Making a Paddle

Russell carefully selects each birch, poplar and ash log from wood lots in North Eastern Ontario. The Cherry logs are sourced from the Sundridge, Ontario district. The logs are brought home and sawn by Russell. The sawing process is the beginning and the most important step in ensuring the logs are properly cut so that the grains run straight and avoid stresses.

The boards are kiln dried in our own kiln for several weeks.

Russell keeps a daily watch on the wood as it dries until it is properly cured.  

The wood is then brought into the shop where it is further sorted and only the best boards are used for paddles and yokes to ensure a quality product.


The Paddles and Yokes are hand crafted using several operations from drawing the pattern on the board, cutting it out with the band saw, putting it in the lathes to the final sanding - a total of 27 steps!  

The final step in sanding paddles removes just the right amount of wood to acquire the proper "whip" action. Russell gives each paddle and yoke the "flex" test to ensure their strength.

Finally the Yokes and Paddles are brought to the finishing room where they are dipped in urethane, sanded and then dipped twice more.  Audrey carefully inspects each paddle or yoke before packaging it.


We've put together this slideshow to give you an idea of the process!






Ash is very strong and is a golden brown colour.  It has a beautiful grain and medium to coarse texture.  Of all the woods we use Ash has the most whip action.
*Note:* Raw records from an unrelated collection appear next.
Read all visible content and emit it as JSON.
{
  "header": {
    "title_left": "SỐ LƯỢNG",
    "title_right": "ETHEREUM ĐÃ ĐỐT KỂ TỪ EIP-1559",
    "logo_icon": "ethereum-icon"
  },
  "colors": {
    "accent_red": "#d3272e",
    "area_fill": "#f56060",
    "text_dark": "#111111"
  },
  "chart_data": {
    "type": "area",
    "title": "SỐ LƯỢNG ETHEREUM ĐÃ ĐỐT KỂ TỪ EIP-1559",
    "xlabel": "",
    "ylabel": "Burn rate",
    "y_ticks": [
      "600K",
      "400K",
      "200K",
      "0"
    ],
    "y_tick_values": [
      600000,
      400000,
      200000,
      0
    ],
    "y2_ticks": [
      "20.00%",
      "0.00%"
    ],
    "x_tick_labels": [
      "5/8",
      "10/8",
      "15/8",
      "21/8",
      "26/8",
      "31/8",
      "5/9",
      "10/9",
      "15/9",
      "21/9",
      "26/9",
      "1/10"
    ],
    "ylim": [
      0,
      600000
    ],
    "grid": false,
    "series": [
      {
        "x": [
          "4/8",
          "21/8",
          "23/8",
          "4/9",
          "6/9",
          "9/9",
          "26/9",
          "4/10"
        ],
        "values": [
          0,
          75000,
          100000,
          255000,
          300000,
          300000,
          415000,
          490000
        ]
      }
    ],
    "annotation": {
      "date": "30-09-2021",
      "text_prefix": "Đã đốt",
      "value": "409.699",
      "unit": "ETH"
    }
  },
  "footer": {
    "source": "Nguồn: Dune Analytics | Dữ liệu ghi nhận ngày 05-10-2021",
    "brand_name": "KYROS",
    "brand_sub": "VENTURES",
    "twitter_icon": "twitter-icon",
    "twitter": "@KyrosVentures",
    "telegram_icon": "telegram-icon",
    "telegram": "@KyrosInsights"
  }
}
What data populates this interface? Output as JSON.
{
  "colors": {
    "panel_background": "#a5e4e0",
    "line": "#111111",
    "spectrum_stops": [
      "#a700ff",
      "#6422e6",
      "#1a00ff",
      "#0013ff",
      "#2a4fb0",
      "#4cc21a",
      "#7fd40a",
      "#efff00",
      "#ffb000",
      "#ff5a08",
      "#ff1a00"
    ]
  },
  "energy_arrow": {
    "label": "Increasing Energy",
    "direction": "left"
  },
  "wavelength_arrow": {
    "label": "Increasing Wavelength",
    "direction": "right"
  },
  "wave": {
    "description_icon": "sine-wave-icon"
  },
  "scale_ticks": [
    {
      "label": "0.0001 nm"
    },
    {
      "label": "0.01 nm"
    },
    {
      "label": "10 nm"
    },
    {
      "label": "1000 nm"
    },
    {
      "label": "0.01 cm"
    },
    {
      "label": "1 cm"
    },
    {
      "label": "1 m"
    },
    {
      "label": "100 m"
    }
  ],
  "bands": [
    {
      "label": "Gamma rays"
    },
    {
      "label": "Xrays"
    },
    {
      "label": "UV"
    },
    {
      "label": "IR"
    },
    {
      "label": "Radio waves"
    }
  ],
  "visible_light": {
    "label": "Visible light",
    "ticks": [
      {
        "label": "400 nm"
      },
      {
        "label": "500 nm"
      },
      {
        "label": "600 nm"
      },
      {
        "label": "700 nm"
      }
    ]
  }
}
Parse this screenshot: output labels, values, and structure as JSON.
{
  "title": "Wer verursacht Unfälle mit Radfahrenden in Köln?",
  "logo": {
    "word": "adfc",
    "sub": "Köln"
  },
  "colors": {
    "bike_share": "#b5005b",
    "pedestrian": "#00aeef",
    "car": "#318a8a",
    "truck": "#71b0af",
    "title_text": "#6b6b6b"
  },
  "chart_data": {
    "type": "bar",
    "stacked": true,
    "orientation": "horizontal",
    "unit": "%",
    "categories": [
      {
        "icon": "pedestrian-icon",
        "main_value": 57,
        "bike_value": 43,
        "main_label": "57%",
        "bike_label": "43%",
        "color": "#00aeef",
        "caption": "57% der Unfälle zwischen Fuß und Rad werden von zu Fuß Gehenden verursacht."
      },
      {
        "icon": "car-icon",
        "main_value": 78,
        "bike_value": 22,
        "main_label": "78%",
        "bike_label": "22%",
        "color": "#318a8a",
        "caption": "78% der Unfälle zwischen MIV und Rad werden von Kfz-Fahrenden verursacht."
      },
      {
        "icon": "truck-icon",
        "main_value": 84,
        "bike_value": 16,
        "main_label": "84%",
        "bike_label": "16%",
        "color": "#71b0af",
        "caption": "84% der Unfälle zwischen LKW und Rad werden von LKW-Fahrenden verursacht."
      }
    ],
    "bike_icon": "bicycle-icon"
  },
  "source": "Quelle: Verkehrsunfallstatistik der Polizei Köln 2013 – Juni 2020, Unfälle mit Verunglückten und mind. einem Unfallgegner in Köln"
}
Birch has exceptional strength and a fine grain with even texture. It is our most popular wood for paddles.


Poplar has a straight grain and fine texture. It is a white wood and very light. We make our oars from poplar for its durability and weight.


Cherry has a beautiful grain, is lightweight and reddish brown in colour.


From the Tree to the Paddle our process brings out the best qualities in all the woods we use and we take great pleasure in providing you with strong, dependable and beautiful paddles, yokes and oars proudly carrying the Teal Duck Logo.